Sakura is all grace and old money, that much is easy to tell: her car is sleek and black and Italian; her coat is fur-lined and probably worth more than anything Ino owns; her dress is white – like a bride, Ino thinks, or a ghost – and her hair is swept up elegantly. These things, in and of themselves, are not alarming. It’s Sakura’s hair – pastel pink, almost, a few shades lighter than red, red, red – that gives Ino pause.

The diner is silent beyond the soft, almost inaudible sound of the radio playing a maudlin love song and the pounding of Ino’s heart. Sakura smiles. Her teeth are too-white against the red of her lips. “Who’re you?” Ino asks before she can stop herself. Her voice is too-loud in the silence, breathless with a fear that she doesn’t yet understand.

“Haruno Sakura.” She extends a perfectly-manicured hand. Ino doesn’t take it.
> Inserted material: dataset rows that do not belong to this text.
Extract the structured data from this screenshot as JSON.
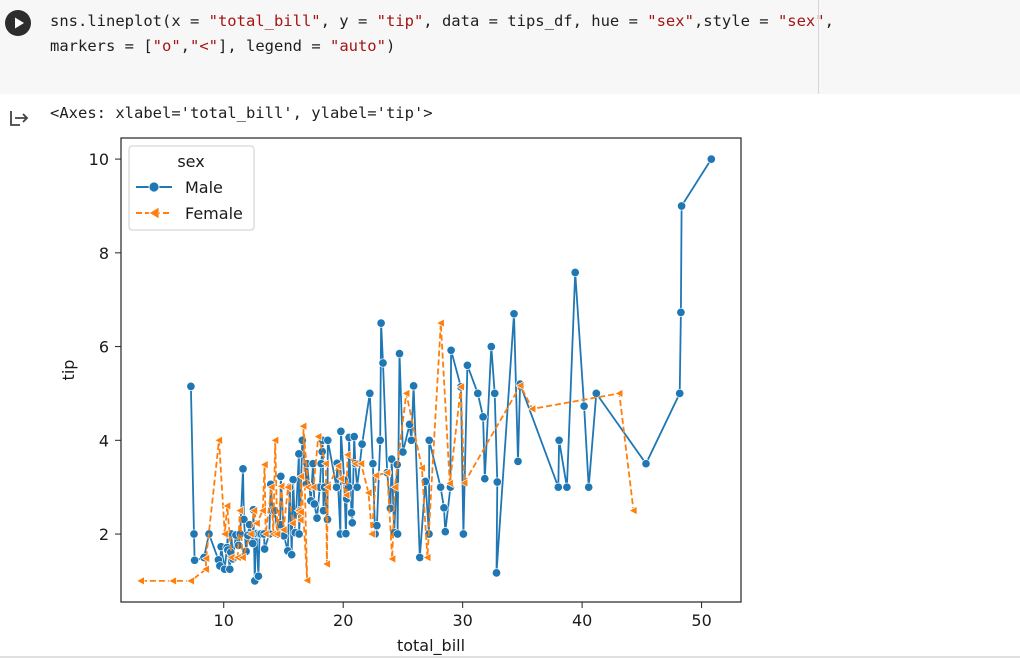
{
  "code_cell": {
    "line1_prefix": "sns.lineplot(x = ",
    "line1_x": "\"total_bill\"",
    "line1_mid1": ", y = ",
    "line1_y": "\"tip\"",
    "line1_mid2": ", data = tips_df, hue = ",
    "line1_hue": "\"sex\"",
    "line1_mid3": ",style = ",
    "line1_style": "\"sex\"",
    "line1_end": ",",
    "line2_prefix": "markers = [",
    "line2_m1": "\"o\"",
    "line2_comma": ",",
    "line2_m2": "\"<\"",
    "line2_mid": "], legend = ",
    "line2_legend": "\"auto\"",
    "line2_end": ")"
  },
  "output": {
    "text": "<Axes: xlabel='total_bill', ylabel='tip'>"
  },
  "chart_data": {
    "type": "line",
    "xlabel": "total_bill",
    "ylabel": "tip",
    "xlim": [
      1.4,
      53.3
    ],
    "ylim": [
      0.55,
      10.45
    ],
    "xticks": [
      "10",
      "20",
      "30",
      "40",
      "50"
    ],
    "yticks": [
      "2",
      "4",
      "6",
      "8",
      "10"
    ],
    "grid": false,
    "legend_title": "sex",
    "legend_position": "top-left",
    "series": [
      {
        "name": "Male",
        "color": "#1f77b4",
        "line_style": "solid",
        "marker": "circle",
        "points": [
          [
            7.25,
            5.15
          ],
          [
            7.51,
            2.0
          ],
          [
            7.56,
            1.44
          ],
          [
            8.35,
            1.5
          ],
          [
            8.77,
            2.0
          ],
          [
            9.55,
            1.45
          ],
          [
            9.68,
            1.32
          ],
          [
            9.78,
            1.73
          ],
          [
            10.07,
            1.25
          ],
          [
            10.27,
            1.71
          ],
          [
            10.33,
            2.0
          ],
          [
            10.34,
            1.66
          ],
          [
            10.51,
            1.25
          ],
          [
            10.59,
            1.61
          ],
          [
            10.63,
            2.0
          ],
          [
            10.77,
            1.47
          ],
          [
            11.02,
            1.98
          ],
          [
            11.24,
            1.76
          ],
          [
            11.38,
            2.0
          ],
          [
            11.61,
            3.39
          ],
          [
            11.69,
            2.31
          ],
          [
            11.87,
            1.63
          ],
          [
            12.02,
            1.97
          ],
          [
            12.16,
            2.2
          ],
          [
            12.43,
            1.8
          ],
          [
            12.48,
            2.52
          ],
          [
            12.6,
            1.0
          ],
          [
            12.69,
            2.0
          ],
          [
            12.74,
            2.01
          ],
          [
            12.9,
            1.1
          ],
          [
            13.0,
            2.0
          ],
          [
            13.13,
            2.0
          ],
          [
            13.37,
            2.0
          ],
          [
            13.42,
            1.68
          ],
          [
            13.81,
            2.0
          ],
          [
            13.94,
            3.06
          ],
          [
            14.07,
            2.5
          ],
          [
            14.26,
            2.5
          ],
          [
            14.52,
            2.0
          ],
          [
            14.73,
            2.2
          ],
          [
            14.78,
            3.23
          ],
          [
            15.04,
            1.96
          ],
          [
            15.36,
            1.64
          ],
          [
            15.53,
            3.0
          ],
          [
            15.69,
            1.56
          ],
          [
            15.81,
            3.16
          ],
          [
            15.98,
            2.03
          ],
          [
            16.29,
            3.71
          ],
          [
            16.31,
            2.0
          ],
          [
            16.4,
            2.5
          ],
          [
            16.58,
            4.0
          ],
          [
            16.93,
            3.07
          ],
          [
            16.97,
            3.5
          ],
          [
            17.29,
            2.71
          ],
          [
            17.47,
            3.5
          ],
          [
            17.59,
            2.64
          ],
          [
            17.81,
            2.34
          ],
          [
            18.04,
            3.0
          ],
          [
            18.15,
            3.5
          ],
          [
            18.24,
            3.76
          ],
          [
            18.28,
            4.0
          ],
          [
            18.35,
            2.5
          ],
          [
            18.43,
            3.0
          ],
          [
            18.69,
            2.31
          ],
          [
            18.71,
            4.0
          ],
          [
            19.44,
            3.0
          ],
          [
            19.49,
            3.51
          ],
          [
            19.77,
            2.0
          ],
          [
            19.81,
            4.19
          ],
          [
            20.08,
            3.15
          ],
          [
            20.23,
            2.01
          ],
          [
            20.29,
            2.75
          ],
          [
            20.45,
            3.0
          ],
          [
            20.49,
            4.06
          ],
          [
            20.69,
            2.45
          ],
          [
            20.76,
            2.24
          ],
          [
            20.92,
            4.08
          ],
          [
            21.01,
            3.5
          ],
          [
            21.16,
            3.0
          ],
          [
            21.58,
            3.92
          ],
          [
            22.23,
            5.0
          ],
          [
            22.49,
            3.5
          ],
          [
            22.67,
            2.0
          ],
          [
            22.82,
            2.18
          ],
          [
            23.1,
            4.0
          ],
          [
            23.17,
            6.5
          ],
          [
            23.33,
            5.65
          ],
          [
            23.68,
            3.31
          ],
          [
            23.95,
            2.55
          ],
          [
            24.06,
            3.6
          ],
          [
            24.27,
            2.03
          ],
          [
            24.52,
            3.48
          ],
          [
            24.55,
            2.0
          ],
          [
            24.71,
            5.85
          ],
          [
            25.0,
            3.75
          ],
          [
            25.56,
            4.34
          ],
          [
            25.71,
            4.0
          ],
          [
            25.89,
            5.16
          ],
          [
            26.41,
            1.5
          ],
          [
            26.88,
            3.12
          ],
          [
            27.18,
            2.0
          ],
          [
            27.2,
            4.0
          ],
          [
            28.15,
            3.0
          ],
          [
            28.44,
            2.56
          ],
          [
            28.55,
            2.05
          ],
          [
            28.97,
            3.0
          ],
          [
            29.03,
            5.92
          ],
          [
            29.85,
            5.14
          ],
          [
            30.06,
            2.0
          ],
          [
            30.4,
            5.6
          ],
          [
            31.27,
            5.0
          ],
          [
            31.71,
            4.5
          ],
          [
            31.85,
            3.18
          ],
          [
            32.4,
            6.0
          ],
          [
            32.68,
            5.0
          ],
          [
            32.9,
            3.11
          ],
          [
            32.83,
            1.17
          ],
          [
            34.3,
            6.7
          ],
          [
            34.63,
            3.55
          ],
          [
            34.81,
            5.2
          ],
          [
            38.01,
            3.0
          ],
          [
            38.07,
            4.0
          ],
          [
            38.73,
            3.0
          ],
          [
            39.42,
            7.58
          ],
          [
            40.17,
            4.73
          ],
          [
            40.55,
            3.0
          ],
          [
            41.19,
            5.0
          ],
          [
            45.35,
            3.5
          ],
          [
            48.17,
            5.0
          ],
          [
            48.27,
            6.73
          ],
          [
            48.33,
            9.0
          ],
          [
            50.81,
            10.0
          ]
        ]
      },
      {
        "name": "Female",
        "color": "#ff7f0e",
        "line_style": "dashed",
        "marker": "triangle-left",
        "points": [
          [
            3.07,
            1.0
          ],
          [
            5.75,
            1.0
          ],
          [
            7.25,
            1.0
          ],
          [
            8.51,
            1.25
          ],
          [
            8.52,
            1.48
          ],
          [
            9.6,
            4.0
          ],
          [
            10.09,
            2.0
          ],
          [
            10.29,
            2.6
          ],
          [
            10.65,
            1.5
          ],
          [
            11.17,
            1.5
          ],
          [
            11.35,
            2.5
          ],
          [
            11.59,
            1.5
          ],
          [
            12.26,
            2.0
          ],
          [
            12.54,
            2.5
          ],
          [
            12.76,
            2.23
          ],
          [
            13.27,
            2.5
          ],
          [
            13.42,
            3.48
          ],
          [
            13.51,
            2.0
          ],
          [
            14.0,
            3.0
          ],
          [
            14.15,
            2.0
          ],
          [
            14.31,
            4.0
          ],
          [
            14.48,
            2.0
          ],
          [
            14.83,
            3.02
          ],
          [
            15.01,
            2.09
          ],
          [
            15.38,
            3.0
          ],
          [
            15.77,
            2.23
          ],
          [
            16.27,
            2.5
          ],
          [
            16.43,
            2.3
          ],
          [
            16.45,
            2.47
          ],
          [
            16.47,
            3.23
          ],
          [
            16.99,
            1.01
          ],
          [
            16.66,
            4.3
          ],
          [
            17.07,
            3.0
          ],
          [
            17.51,
            3.0
          ],
          [
            17.92,
            4.08
          ],
          [
            18.54,
            3.5
          ],
          [
            18.64,
            1.36
          ],
          [
            18.71,
            3.0
          ],
          [
            19.59,
            3.45
          ],
          [
            19.82,
            3.18
          ],
          [
            20.27,
            2.83
          ],
          [
            20.37,
            3.69
          ],
          [
            21.01,
            3.5
          ],
          [
            21.5,
            3.5
          ],
          [
            22.12,
            2.88
          ],
          [
            22.4,
            2.0
          ],
          [
            22.75,
            3.25
          ],
          [
            23.68,
            3.31
          ],
          [
            24.1,
            1.47
          ],
          [
            24.32,
            3.0
          ],
          [
            25.28,
            5.0
          ],
          [
            26.59,
            3.41
          ],
          [
            27.05,
            1.5
          ],
          [
            28.17,
            6.5
          ],
          [
            28.92,
            3.08
          ],
          [
            29.85,
            5.14
          ],
          [
            30.14,
            3.09
          ],
          [
            34.83,
            5.17
          ],
          [
            35.83,
            4.67
          ],
          [
            43.11,
            5.0
          ],
          [
            44.3,
            2.5
          ]
        ]
      }
    ]
  }
}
Sakura drops her hand, but her smile doesn’t falter. “And you?” There’s something familiar about her, even if Ino doesn’t recognize the name.

“Yamanaka Ino,” she whispers, the words drawn out by some unknown compulsion. “What brings you to Konoha?”

“Oh, Ino.” For a moment, Ino sees someone else instead of Sakura; red hair instead of pink, a different color flashing in Sakura’s green doe-eyes. Then the moment is gone. Sakura looks sympathetic. “You already know.”

Ino’s hands shake. “We’re closed.” The 24-hour sign flickers damningly in the window. Sakura doesn’t say a word, just smiles and walks out to her car. Ino waits until she’s driven away, the purr of her engine quiet beneath the crashing of the waves, then calls the first person who comes to mind.

“Shisui. I think I just saw a ghost.” Because for one awful moment, it hadn’t been Sakura standing in the diner. It had been Uzumaki Mito, the mayor’s dead wife.